In 2004, Andrew Weeber took over the estate with a clear vision and a single goal: to create English sparkling wines that would stand up alongside the very finest offerings from across the globe. The first vines were planted that year.
Their debut vintages of Gusbourne Brut Reserve 2006 and Gusbourne Blanc de Blancs 2006 were released to critical acclaim in 2010. Gusbourne quickly earned a reputation as a producer of outstanding quality wines, with accolades from some of the industry’s most exacting critics.
A combination of the best age-old traditions with modern technology and cutting-edge equipment allows Gusbourne to sit comfortably between old and new world winemaking, while at the same time bringing their own exacting quality standards to the process. Respect for the vineyards, the fruit and the natural elements involved in winemaking means that their approach favours minimal intervention.
All of the grapes used in their winemaking are sourced solely from Gusbourne vineyards. they have 60 hectares at Gusbourne Estate in Kent and 30 hectares in West Sussex that are planted with the three classic varieties of Chardonnay, Pinot Noir and Pinot Meunier. Aligned with their vision to create the finest wines they possibly can, they plant predominantly Burgundian clones in their vineyards. These clones produce lower yields than other classic clones, but the resultant fruit is riper and has significantly more flavour, making them ideal for the production of fine sparkling wines. The distinct terroir and exceptionally mild microclimates add their own depth and complexity to the wines. Gusbourne aims to allow the combination of site, soil and hard work in the vines to reflect in every bottle. As such, they interfere as little as possible with nature’s process, preferring to let the grapes speak for themselves.
Their winemaking is a slow and measured process. They follow strict, self-imposed parameters to maintain their exacting standards and keep intervention to an absolute, while still ensuring the best expression of their wines each and every year.
Together with Gurbourne, chief winemaker Charlie Holland has produced some of the world’s most celebrated sparkling wines, winning numerous international awards and becoming the only three-time winner of the IWSC English Wine Producer of the Year.

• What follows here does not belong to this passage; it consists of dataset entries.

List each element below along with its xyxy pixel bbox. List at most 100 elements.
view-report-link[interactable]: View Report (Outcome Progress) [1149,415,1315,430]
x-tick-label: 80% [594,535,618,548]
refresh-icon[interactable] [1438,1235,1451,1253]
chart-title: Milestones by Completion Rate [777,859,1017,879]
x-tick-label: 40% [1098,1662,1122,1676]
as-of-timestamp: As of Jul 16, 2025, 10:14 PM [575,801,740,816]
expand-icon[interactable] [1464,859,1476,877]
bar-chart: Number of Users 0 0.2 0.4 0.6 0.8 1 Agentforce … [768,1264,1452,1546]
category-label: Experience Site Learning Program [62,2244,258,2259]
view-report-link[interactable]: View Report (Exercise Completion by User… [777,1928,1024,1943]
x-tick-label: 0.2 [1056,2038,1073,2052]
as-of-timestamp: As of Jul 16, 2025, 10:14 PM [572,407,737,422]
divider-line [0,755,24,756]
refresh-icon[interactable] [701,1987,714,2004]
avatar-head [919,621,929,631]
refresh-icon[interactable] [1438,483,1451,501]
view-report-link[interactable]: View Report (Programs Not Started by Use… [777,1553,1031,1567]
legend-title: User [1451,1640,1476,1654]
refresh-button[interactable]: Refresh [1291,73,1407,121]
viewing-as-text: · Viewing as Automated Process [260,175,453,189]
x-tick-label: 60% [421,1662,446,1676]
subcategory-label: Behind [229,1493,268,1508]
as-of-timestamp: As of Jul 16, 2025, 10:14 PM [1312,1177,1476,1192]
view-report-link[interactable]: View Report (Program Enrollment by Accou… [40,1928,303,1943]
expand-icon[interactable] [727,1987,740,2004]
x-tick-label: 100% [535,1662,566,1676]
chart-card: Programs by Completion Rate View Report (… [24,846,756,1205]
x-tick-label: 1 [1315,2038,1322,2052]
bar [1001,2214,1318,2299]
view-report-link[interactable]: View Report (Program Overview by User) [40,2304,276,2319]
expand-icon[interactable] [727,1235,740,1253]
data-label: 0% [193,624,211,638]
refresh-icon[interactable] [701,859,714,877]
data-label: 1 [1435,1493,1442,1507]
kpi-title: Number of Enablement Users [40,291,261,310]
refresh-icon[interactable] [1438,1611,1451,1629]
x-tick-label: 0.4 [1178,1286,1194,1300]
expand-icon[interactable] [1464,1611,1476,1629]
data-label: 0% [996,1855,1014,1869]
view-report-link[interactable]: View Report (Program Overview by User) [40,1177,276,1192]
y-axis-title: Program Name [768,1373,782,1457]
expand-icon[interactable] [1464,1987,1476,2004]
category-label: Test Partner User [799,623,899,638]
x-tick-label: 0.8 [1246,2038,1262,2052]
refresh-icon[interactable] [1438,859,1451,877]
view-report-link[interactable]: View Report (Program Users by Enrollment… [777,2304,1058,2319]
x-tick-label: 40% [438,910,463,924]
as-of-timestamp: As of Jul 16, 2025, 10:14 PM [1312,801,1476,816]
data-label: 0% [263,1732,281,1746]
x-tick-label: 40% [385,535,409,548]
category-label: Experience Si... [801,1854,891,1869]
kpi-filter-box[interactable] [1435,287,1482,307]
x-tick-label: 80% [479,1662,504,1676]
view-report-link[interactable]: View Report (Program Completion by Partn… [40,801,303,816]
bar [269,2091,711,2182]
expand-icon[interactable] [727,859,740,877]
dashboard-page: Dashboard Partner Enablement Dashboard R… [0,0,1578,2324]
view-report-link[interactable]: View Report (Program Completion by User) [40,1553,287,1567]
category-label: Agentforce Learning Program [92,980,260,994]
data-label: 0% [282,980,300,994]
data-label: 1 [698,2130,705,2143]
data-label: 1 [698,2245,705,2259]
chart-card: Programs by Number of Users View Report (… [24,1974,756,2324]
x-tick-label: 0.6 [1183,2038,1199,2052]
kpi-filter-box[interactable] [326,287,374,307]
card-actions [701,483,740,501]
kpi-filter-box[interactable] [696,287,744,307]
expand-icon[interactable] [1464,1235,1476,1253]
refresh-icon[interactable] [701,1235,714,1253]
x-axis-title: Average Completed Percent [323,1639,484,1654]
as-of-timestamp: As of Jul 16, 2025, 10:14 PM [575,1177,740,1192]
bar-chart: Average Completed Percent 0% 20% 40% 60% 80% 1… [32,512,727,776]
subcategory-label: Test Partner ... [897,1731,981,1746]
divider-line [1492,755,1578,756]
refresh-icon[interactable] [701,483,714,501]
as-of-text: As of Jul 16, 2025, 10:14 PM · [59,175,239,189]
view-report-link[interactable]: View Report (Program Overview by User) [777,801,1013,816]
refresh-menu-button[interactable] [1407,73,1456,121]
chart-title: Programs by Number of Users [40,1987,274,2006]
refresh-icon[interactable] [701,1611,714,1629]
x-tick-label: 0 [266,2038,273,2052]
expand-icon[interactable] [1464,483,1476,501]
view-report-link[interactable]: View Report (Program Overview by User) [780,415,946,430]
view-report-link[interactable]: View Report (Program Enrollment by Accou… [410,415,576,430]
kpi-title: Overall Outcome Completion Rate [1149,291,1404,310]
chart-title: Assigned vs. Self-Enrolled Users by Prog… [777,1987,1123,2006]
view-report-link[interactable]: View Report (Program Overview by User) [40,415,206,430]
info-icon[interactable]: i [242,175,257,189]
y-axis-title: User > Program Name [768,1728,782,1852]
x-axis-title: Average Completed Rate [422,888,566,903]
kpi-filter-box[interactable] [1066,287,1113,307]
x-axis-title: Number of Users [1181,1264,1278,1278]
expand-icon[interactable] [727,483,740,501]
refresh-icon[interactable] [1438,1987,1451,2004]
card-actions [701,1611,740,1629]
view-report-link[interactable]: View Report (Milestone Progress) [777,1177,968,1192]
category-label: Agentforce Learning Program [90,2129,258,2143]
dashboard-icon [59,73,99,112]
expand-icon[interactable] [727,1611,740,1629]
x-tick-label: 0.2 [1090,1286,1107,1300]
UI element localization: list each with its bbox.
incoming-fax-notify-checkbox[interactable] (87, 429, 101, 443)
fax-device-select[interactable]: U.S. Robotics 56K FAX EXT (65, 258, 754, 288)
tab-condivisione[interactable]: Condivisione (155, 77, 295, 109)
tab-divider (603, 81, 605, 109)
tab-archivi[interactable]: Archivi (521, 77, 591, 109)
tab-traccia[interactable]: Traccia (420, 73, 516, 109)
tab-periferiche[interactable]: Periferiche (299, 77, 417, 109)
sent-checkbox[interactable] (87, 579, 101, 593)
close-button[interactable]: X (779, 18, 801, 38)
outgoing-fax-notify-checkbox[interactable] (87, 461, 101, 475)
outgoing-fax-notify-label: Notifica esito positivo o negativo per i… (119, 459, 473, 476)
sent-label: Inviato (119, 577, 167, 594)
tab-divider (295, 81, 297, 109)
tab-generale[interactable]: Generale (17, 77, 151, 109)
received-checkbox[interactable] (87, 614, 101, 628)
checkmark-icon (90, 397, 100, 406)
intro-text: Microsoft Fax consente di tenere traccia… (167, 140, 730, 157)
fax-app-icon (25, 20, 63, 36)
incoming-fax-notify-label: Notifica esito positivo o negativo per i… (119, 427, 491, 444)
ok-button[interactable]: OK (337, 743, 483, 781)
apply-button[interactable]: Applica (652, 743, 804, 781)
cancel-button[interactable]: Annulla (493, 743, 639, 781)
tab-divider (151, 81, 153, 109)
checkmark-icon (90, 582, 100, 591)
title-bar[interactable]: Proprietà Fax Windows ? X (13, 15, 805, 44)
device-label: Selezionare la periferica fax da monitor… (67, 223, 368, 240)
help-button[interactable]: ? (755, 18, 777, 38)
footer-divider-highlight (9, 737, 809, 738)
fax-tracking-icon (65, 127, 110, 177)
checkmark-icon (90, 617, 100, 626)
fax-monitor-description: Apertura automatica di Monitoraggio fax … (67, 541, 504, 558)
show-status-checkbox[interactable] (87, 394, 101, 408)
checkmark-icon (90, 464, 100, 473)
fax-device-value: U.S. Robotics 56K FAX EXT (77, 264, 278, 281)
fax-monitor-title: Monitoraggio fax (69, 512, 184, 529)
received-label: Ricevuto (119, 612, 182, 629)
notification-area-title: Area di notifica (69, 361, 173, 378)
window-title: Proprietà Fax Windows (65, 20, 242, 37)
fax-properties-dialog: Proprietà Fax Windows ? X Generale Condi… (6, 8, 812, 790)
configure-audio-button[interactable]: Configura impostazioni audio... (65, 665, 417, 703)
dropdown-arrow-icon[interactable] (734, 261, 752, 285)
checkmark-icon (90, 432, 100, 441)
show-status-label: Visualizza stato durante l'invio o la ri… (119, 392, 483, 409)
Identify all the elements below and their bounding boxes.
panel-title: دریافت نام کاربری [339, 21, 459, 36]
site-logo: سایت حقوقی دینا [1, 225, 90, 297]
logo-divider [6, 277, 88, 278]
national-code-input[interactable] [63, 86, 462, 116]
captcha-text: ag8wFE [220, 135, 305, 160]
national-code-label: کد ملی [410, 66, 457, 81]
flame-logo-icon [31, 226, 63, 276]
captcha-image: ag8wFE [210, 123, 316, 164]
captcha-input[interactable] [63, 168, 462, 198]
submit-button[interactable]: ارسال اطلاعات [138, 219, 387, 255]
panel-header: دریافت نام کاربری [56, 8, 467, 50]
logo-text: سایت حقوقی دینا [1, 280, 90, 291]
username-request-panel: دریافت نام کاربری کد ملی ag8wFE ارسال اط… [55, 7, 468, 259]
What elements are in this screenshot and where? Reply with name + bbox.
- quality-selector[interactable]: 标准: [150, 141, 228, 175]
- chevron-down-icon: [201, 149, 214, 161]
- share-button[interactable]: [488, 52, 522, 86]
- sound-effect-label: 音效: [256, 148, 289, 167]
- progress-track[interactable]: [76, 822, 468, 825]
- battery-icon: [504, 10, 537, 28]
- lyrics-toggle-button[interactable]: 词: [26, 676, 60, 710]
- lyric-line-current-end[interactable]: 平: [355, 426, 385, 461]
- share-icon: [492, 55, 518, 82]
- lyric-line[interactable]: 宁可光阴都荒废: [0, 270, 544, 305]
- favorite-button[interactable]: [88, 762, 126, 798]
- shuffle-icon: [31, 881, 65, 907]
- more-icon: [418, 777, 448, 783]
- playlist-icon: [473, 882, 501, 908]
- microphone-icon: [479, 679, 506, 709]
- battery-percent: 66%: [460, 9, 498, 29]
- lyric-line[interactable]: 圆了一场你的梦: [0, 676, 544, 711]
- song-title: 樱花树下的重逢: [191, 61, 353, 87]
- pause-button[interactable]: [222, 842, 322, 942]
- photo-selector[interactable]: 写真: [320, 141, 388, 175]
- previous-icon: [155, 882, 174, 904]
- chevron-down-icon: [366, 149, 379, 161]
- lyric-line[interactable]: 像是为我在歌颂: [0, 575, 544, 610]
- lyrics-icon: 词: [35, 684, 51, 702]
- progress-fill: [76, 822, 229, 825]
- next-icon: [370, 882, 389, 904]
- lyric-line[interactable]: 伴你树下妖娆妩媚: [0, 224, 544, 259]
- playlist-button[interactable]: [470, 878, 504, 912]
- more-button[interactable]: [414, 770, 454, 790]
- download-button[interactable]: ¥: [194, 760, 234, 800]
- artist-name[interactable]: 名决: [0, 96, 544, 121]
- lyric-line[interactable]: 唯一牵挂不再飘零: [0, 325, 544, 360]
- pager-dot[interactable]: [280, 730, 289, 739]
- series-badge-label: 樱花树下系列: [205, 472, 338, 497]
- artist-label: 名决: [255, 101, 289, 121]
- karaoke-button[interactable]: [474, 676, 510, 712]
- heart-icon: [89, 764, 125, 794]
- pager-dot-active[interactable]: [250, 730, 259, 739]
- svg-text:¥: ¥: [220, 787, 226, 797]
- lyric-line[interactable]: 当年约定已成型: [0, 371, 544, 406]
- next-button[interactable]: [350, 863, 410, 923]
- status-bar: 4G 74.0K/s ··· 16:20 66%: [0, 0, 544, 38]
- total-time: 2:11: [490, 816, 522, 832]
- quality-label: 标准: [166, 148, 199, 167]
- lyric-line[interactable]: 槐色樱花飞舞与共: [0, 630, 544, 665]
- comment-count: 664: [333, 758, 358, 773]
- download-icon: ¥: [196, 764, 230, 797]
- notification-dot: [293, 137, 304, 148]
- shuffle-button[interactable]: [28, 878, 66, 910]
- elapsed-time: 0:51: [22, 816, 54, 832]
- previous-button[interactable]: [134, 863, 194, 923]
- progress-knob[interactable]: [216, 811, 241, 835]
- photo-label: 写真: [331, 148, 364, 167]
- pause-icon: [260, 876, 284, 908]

In the vineyards, the grapes are hand-picked by their dedicated vineyard team. All of the bunches are sorted in the vineyards, with only the highest quality grapes brought into the winery. Here, they are gently pressed in whole bunches to yield only the best juice, which is then fermented in thermoregulated stainless-steel tanks and a selection of oak barrels. A process of strictly regimented juice selection allows us to carefully choose the individual lots of base wines while maintaining the characteristic style of our range.
Once bottled, the wines are stacked by hand in the cellar before beginning a period of prolonged lees ageing. Extended time on the lees is essential for adding depth, and Gusbourne wines spend a minimum of 28 months in the process. Once disgorged, extended cork ageing further enhances the complexity of the wines.